My Real Life Inspiration

Anna in The Silk Weaver is inspired by a real historical character, Anna Maria Garthwaite. 
My love affair with her began on a cold winter day in Spitalfields, East London. I was walking on air, excited by having just visited for the first time the very address at which my ancestors had started, nearly three hundred years ago, the silk weaving company that is still run by my family today.

Engraving shows apprentice weavers by William Hogarth, from his Industry and Idleness series.

Engraving shows apprentice weavers by William Hogarth, from his Industry and Idleness series.

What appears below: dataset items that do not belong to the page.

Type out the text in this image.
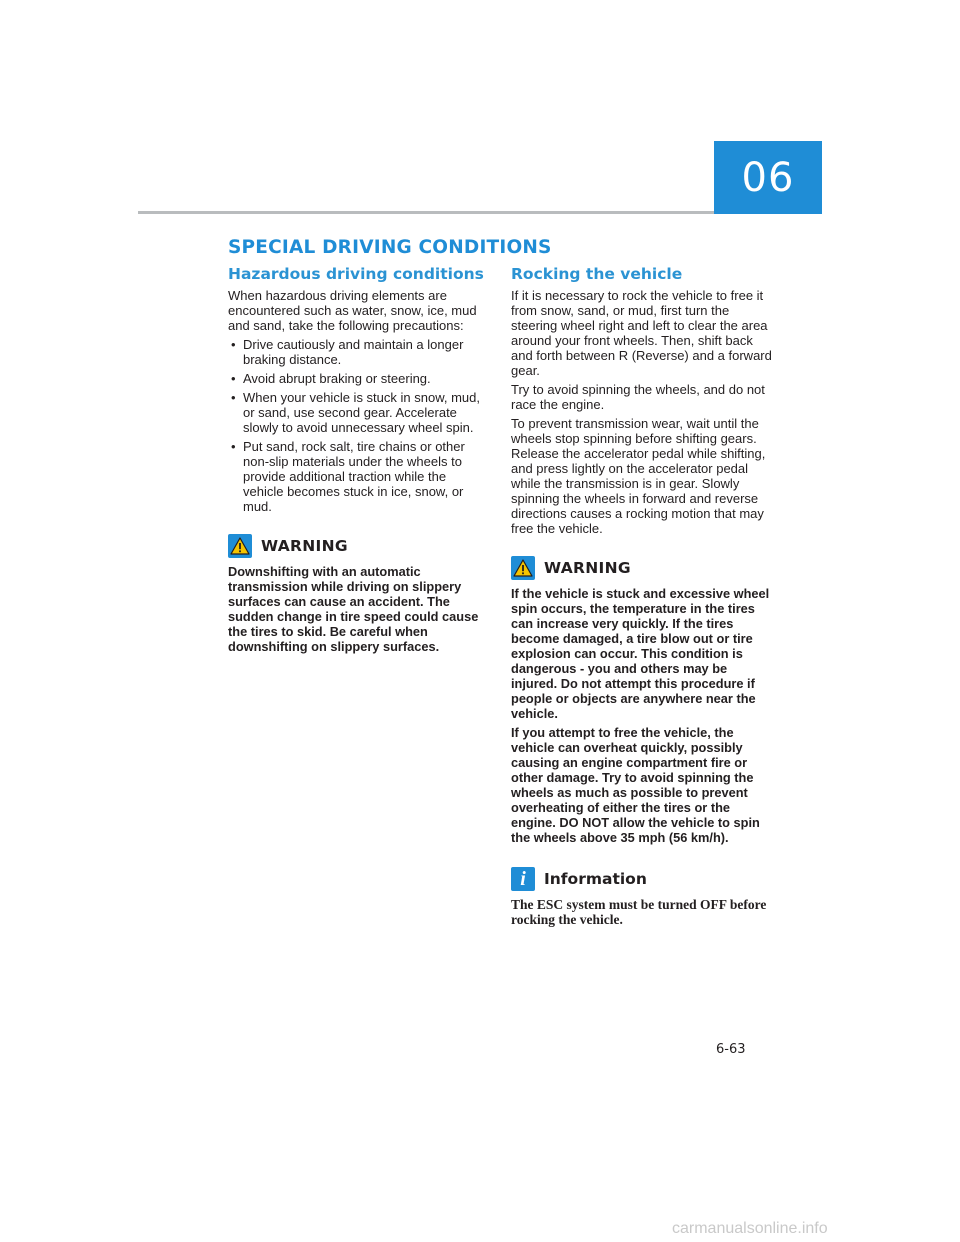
06
SPECIAL DRIVING CONDITIONS
Hazardous driving conditions

When hazardous driving elements are encountered such as water, snow, ice, mud and sand, take the following precautions:

• Drive cautiously and maintain a longer braking distance.
• Avoid abrupt braking or steering.
• When your vehicle is stuck in snow, mud, or sand, use second gear. Accelerate slowly to avoid unnecessary wheel spin.
• Put sand, rock salt, tire chains or other non-slip materials under the wheels to provide additional traction while the vehicle becomes stuck in ice, snow, or mud.
WARNING

Downshifting with an automatic transmission while driving on slippery surfaces can cause an accident. The sudden change in tire speed could cause the tires to skid. Be careful when downshifting on slippery surfaces.

Rocking the vehicle

If it is necessary to rock the vehicle to free it from snow, sand, or mud, first turn the steering wheel right and left to clear the area around your front wheels. Then, shift back and forth between R (Reverse) and a forward gear.

Try to avoid spinning the wheels, and do not race the engine.

To prevent transmission wear, wait until the wheels stop spinning before shifting gears. Release the accelerator pedal while shifting, and press lightly on the accelerator pedal while the transmission is in gear. Slowly spinning the wheels in forward and reverse directions causes a rocking motion that may free the vehicle.

WARNING

If the vehicle is stuck and excessive wheel spin occurs, the temperature in the tires can increase very quickly. If the tires become damaged, a tire blow out or tire explosion can occur. This condition is dangerous - you and others may be injured. Do not attempt this procedure if people or objects are anywhere near the vehicle.

If you attempt to free the vehicle, the vehicle can overheat quickly, possibly causing an engine compartment fire or other damage. Try to avoid spinning the wheels as much as possible to prevent overheating of either the tires or the engine. DO NOT allow the vehicle to spin the wheels above 35 mph (56 km/h).

i	Information

The ESC system must be turned OFF before rocking the vehicle.

6-63
carmanualsonline.info
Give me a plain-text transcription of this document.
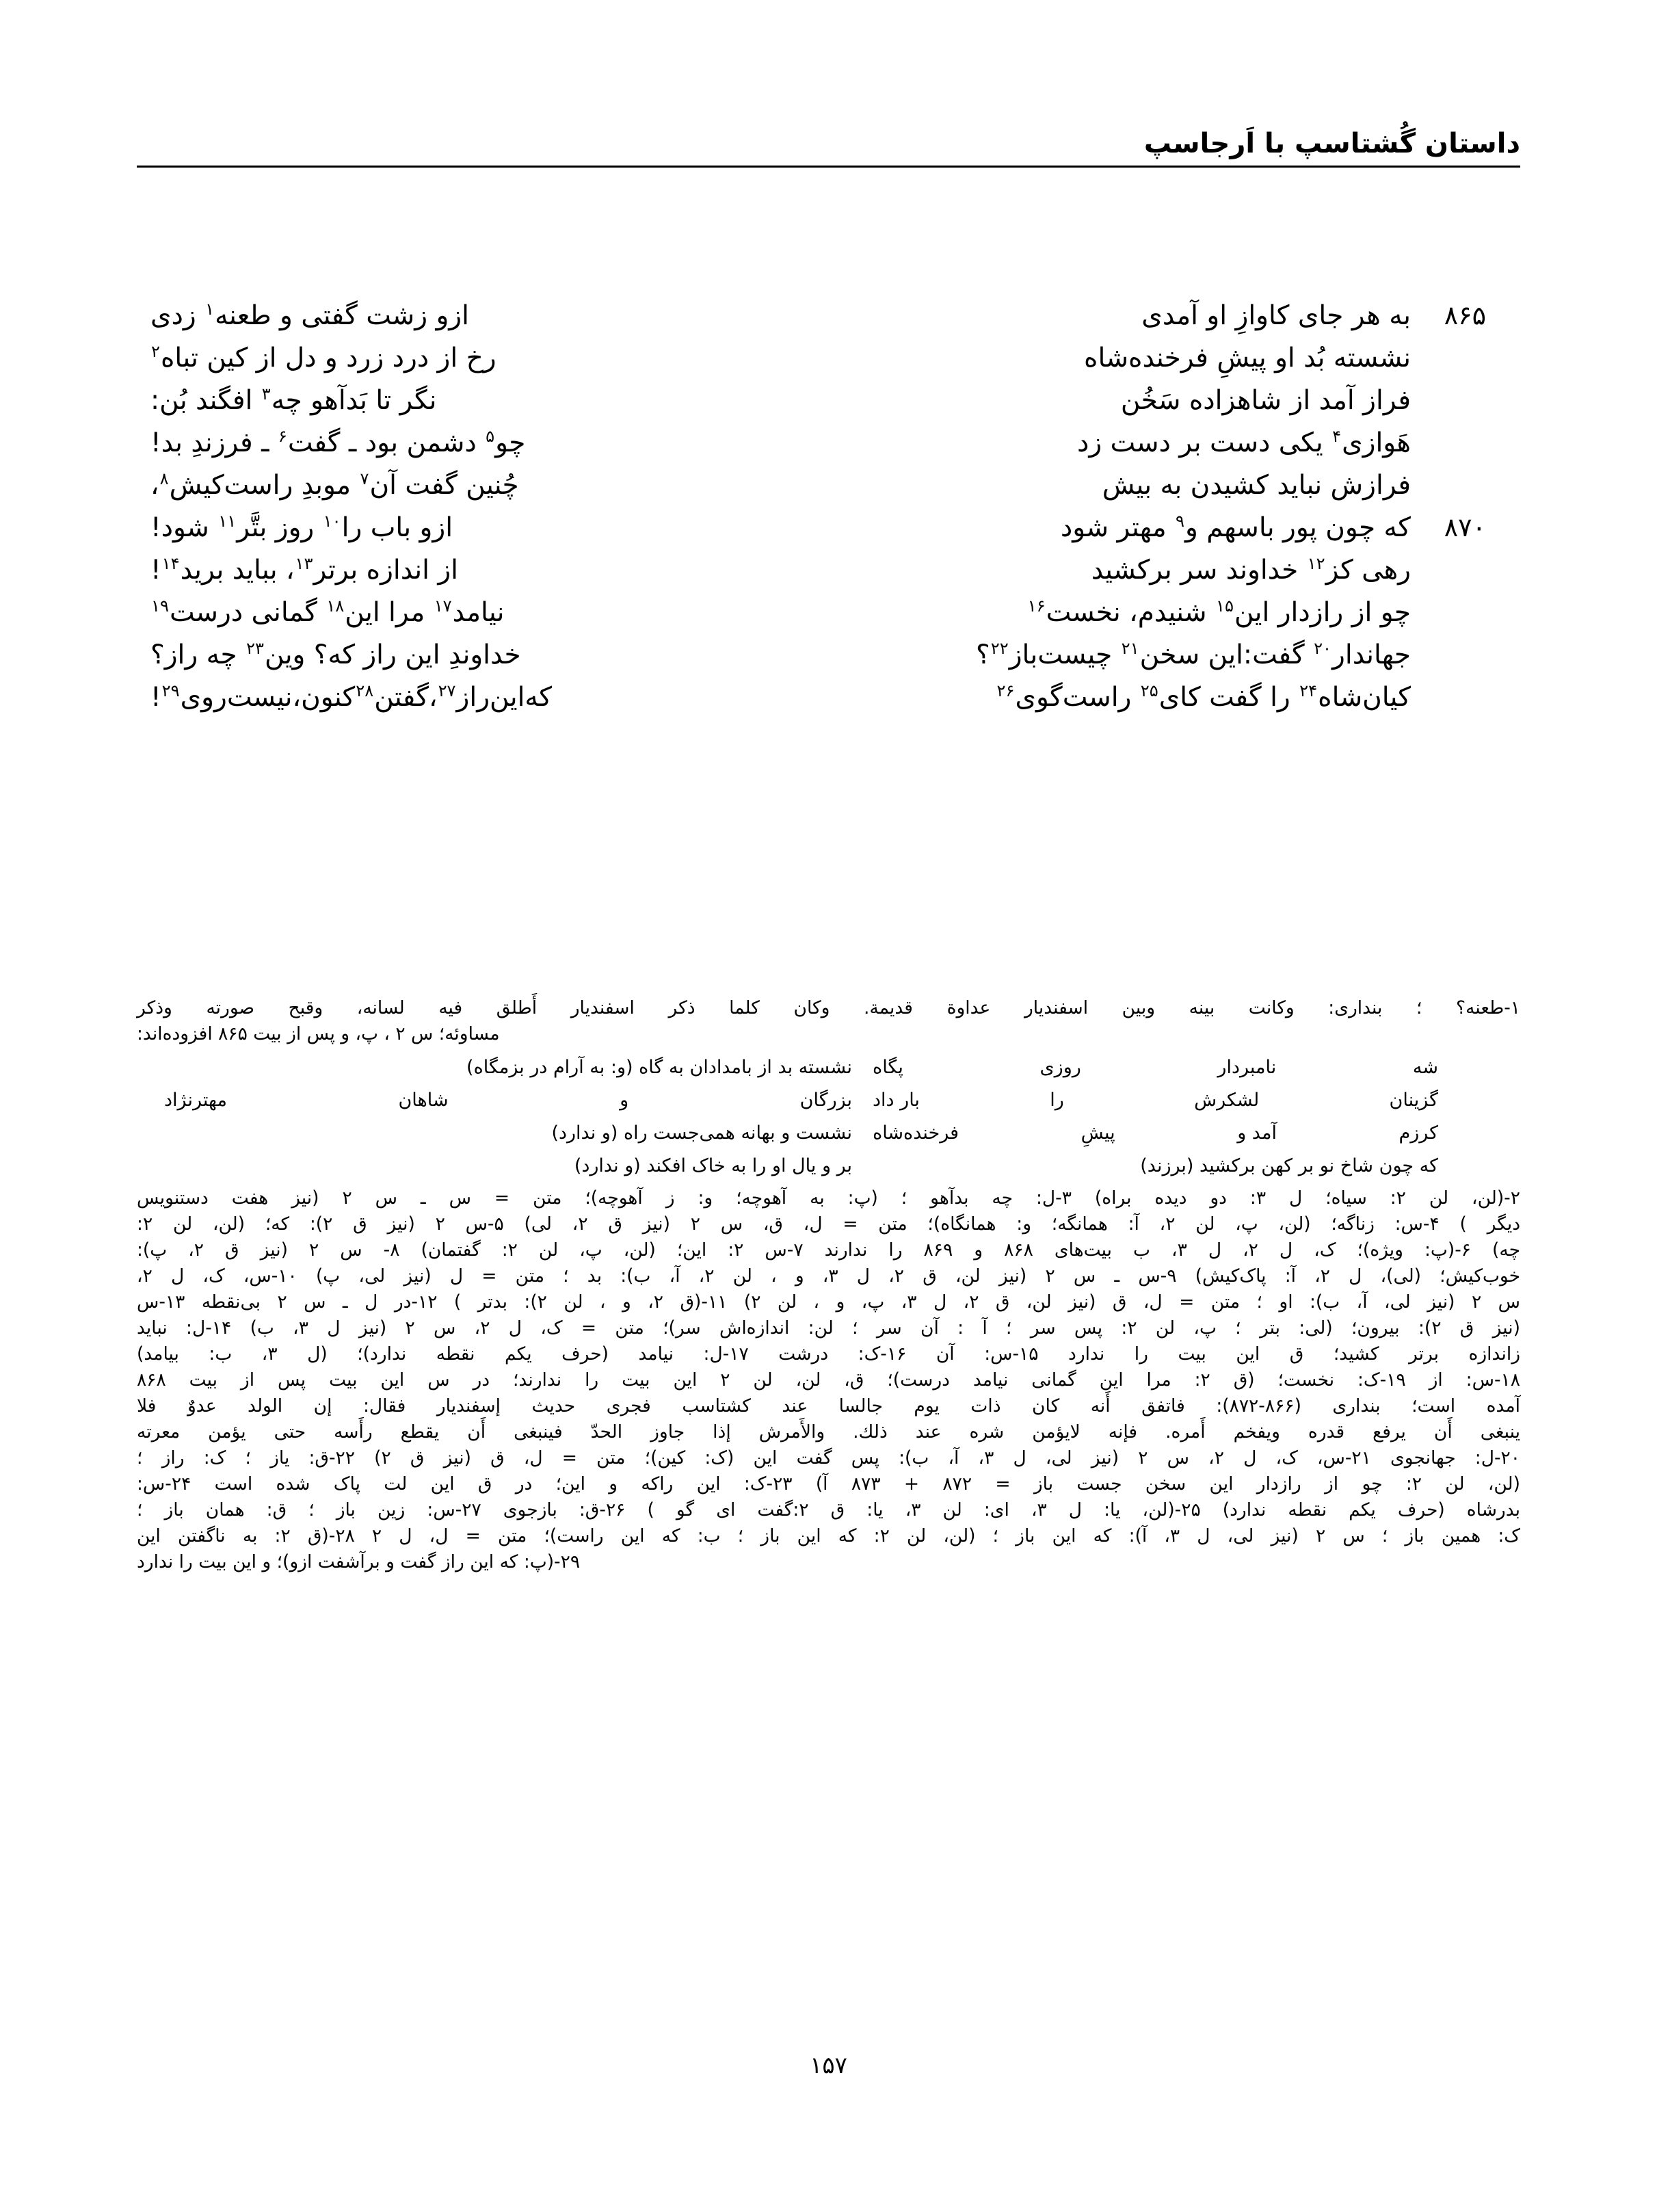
داستان گُشتاسپ با اَرجاسپ
۸۶۵
به هر جای کاوازِ او آمدی
ازو زشت گفتی و طعنه$^۱$ زدی
نشسته بُد او پیشِ فرخنده‌شاه
رخ از درد زرد و دل از کین تباه$^۲$
فراز آمد از شاهزاده سَخُن
نگر تا بَدآهو چه$^۳$ افگند بُن:
هَوازی$^۴$ یکی دست بر دست زد
چو$^۵$ دشمن بود ـ گفت$^۶$ ـ فرزندِ بد!
فرازش نباید کشیدن به بیش
چُنین گفت آن$^۷$ موبدِ راست‌کیش$^۸$،
۸۷۰
که چون پور باسهم و$^۹$ مهتر شود
ازو باب را$^{۱۰}$ روز بتَّر$^{۱۱}$ شود!
رهی کز$^{۱۲}$ خداوند سر برکشید
از اندازه برتر$^{۱۳}$، بباید برید$^{۱۴}$!
چو از رازدار این$^{۱۵}$ شنیدم، نخست$^{۱۶}$
نیامد$^{۱۷}$ مرا این$^{۱۸}$ گمانی درست$^{۱۹}$
جهاندار$^{۲۰}$ گفت:این سخن$^{۲۱}$ چیست‌باز$^{۲۲}$؟
خداوندِ این راز که؟ وین$^{۲۳}$ چه راز؟
کیان‌شاه$^{۲۴}$ را گفت کای$^{۲۵}$ راست‌گوی$^{۲۶}$
که‌این‌راز$^{۲۷}$،گفتن$^{۲۸}$کنون،نیست‌روی$^{۲۹}$!
۱-طعنه؟ ؛ بنداری: وكانت بينه وبين اسفنديار عداوة قديمة. وكان كلما ذكر اسفنديار أَطلق فيه لسانه، وقبح صورته وذكر
مساوئه؛ س ۲ ، پ، و پس از بیت ۸۶۵ افزوده‌اند:
شه
نامبردار
روزی
پگاه
نشسته بد از بامدادان به گاه (و: به آرام در بزمگاه)
گزینان
لشکرش
را
بار داد
بزرگان
و
شاهان
مهترنژاد
کرزم
آمد و
پیشِ
فرخنده‌شاه
نشست و بهانه همی‌جست راه (و ندارد)
که چون شاخ نو بر کهن برکشید (برزند)
بر و یال او را به خاک افکند (و ندارد)
۲-(لن، لن ۲: سیاه؛ ل ۳: دو دیده براه) ۳-ل: چه بدآهو ؛ (پ: به آهوچه؛ و: ز آهوچه)؛ متن = س ـ س ۲ (نیز هفت دستنویس
دیگر ) ۴-س: زناگه؛ (لن، پ، لن ۲، آ: همانگه؛ و: همانگاه)؛ متن = ل، ق، س ۲ (نیز ق ۲، لی) ۵-س ۲ (نیز ق ۲): که؛ (لن، لن ۲:
چه) ۶-(پ: ویژه)؛ ک، ل ۲، ل ۳، ب بیت‌های ۸۶۸ و ۸۶۹ را ندارند ۷-س ۲: این؛ (لن، پ، لن ۲: گفتمان) ۸- س ۲ (نیز ق ۲، پ):
خوب‌کیش؛ (لی)، ل ۲، آ: پاک‌کیش) ۹-س ـ س ۲ (نیز لن، ق ۲، ل ۳، و ، لن ۲، آ، ب): بد ؛ متن = ل (نیز لی، پ) ۱۰-س، ک، ل ۲،
س ۲ (نیز لی، آ، ب): او ؛ متن = ل، ق (نیز لن، ق ۲، ل ۳، پ، و ، لن ۲) ۱۱-(ق ۲، و ، لن ۲): بدتر ) ۱۲-در ل ـ س ۲ بی‌نقطه ۱۳-س
(نیز ق ۲): بیرون؛ (لی: بتر ؛ پ، لن ۲: پس سر ؛ آ : آن سر ؛ لن: اندازه‌اش سر)؛ متن = ک، ل ۲، س ۲ (نیز ل ۳، ب) ۱۴-ل: نباید
زاندازه برتر کشید؛ ق این بیت را ندارد ۱۵-س: آن ۱۶-ک: درشت ۱۷-ل: نیامد (حرف یکم نقطه ندارد)؛ (ل ۳، ب: بیامد)
۱۸-س: از ۱۹-ک: نخست؛ (ق ۲: مرا این گمانی نیامد درست)؛ ق، لن، لن ۲ این بیت را ندارند؛ در س این بیت پس از بیت ۸۶۸
آمده است؛ بنداری (۸۶۶-۸۷۲): فاتفق أَنه كان ذات يوم جالسا عند كشتاسب فجری حديث إسفنديار فقال: إن الولد عدوٌ فلا
ينبغی أَن يرفع قدره ويفخم أَمره. فإنه لايؤمن شره عند ذلك. والأَمرش إذا جاوز الحدّ فينبغی أَن يقطع رأَسه حتی يؤمن معرته
۲۰-ل: جهانجوی ۲۱-س، ک، ل ۲، س ۲ (نیز لی، ل ۳، آ، ب): پس گفت این (ک: کین)؛ متن = ل، ق (نیز ق ۲) ۲۲-ق: یاز ؛ ک: راز ؛
(لن، لن ۲: چو از رازدار این سخن جست باز = ۸۷۲ + ۸۷۳ آ) ۲۳-ک: این راکه و این؛ در ق این لت پاک شده است ۲۴-س:
بدرشاه (حرف یکم نقطه ندارد) ۲۵-(لن، یا: ل ۳، ای: لن ۳، یا: ق ۲:گفت ای گو ) ۲۶-ق: بازجوی ۲۷-س: زین باز ؛ ق: همان باز ؛
ک: همین باز ؛ س ۲ (نیز لی، ل ۳، آ): که این باز ؛ (لن، لن ۲: که این باز ؛ ب: که این راست)؛ متن = ل، ل ۲ ۲۸-(ق ۲: به ناگفتن این
۲۹-(پ: که این راز گفت و برآشفت ازو)؛ و این بیت را ندارد
۱۵۷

Just a few yards along on the corner of Princelet Street I noticed the blue plaque that reads: Anna Maria Garthwaite 1690 – 1763, designer of Spitalfields Silks, lived and worked here. I was intrigued to discover that Anna Maria was probably the most celebrated textile designer of the eighteenth century whose silks were sought after by the nobility in Britain and America. She was noted for her naturalistic, botanically accurate designs and said to have ‘introduced the Principles of Painting into the loom’. It was thrilling to realise that my ancestors would have known, and very probably worked with this remarkable woman.

The Victoria & Albert Museum has nearly a thousand of Anna Maria’s designs in their collection and I fell in love with her extraordinary and beautiful artistry. I also read everything that the acknowledged expert, Natalie Rothstein, the late curator of textiles at the museum, had written about my new heroine.

Very little is known about Anna Maria’s personal life. Not even Ms Rothstein was able to discover how a talented teenage artist learned the highly technical skill of designing for silk or how a single middle-aged woman managed to develop such a successful business in a largely male-dominated industry. But of course I write fiction, so I was free to make it up!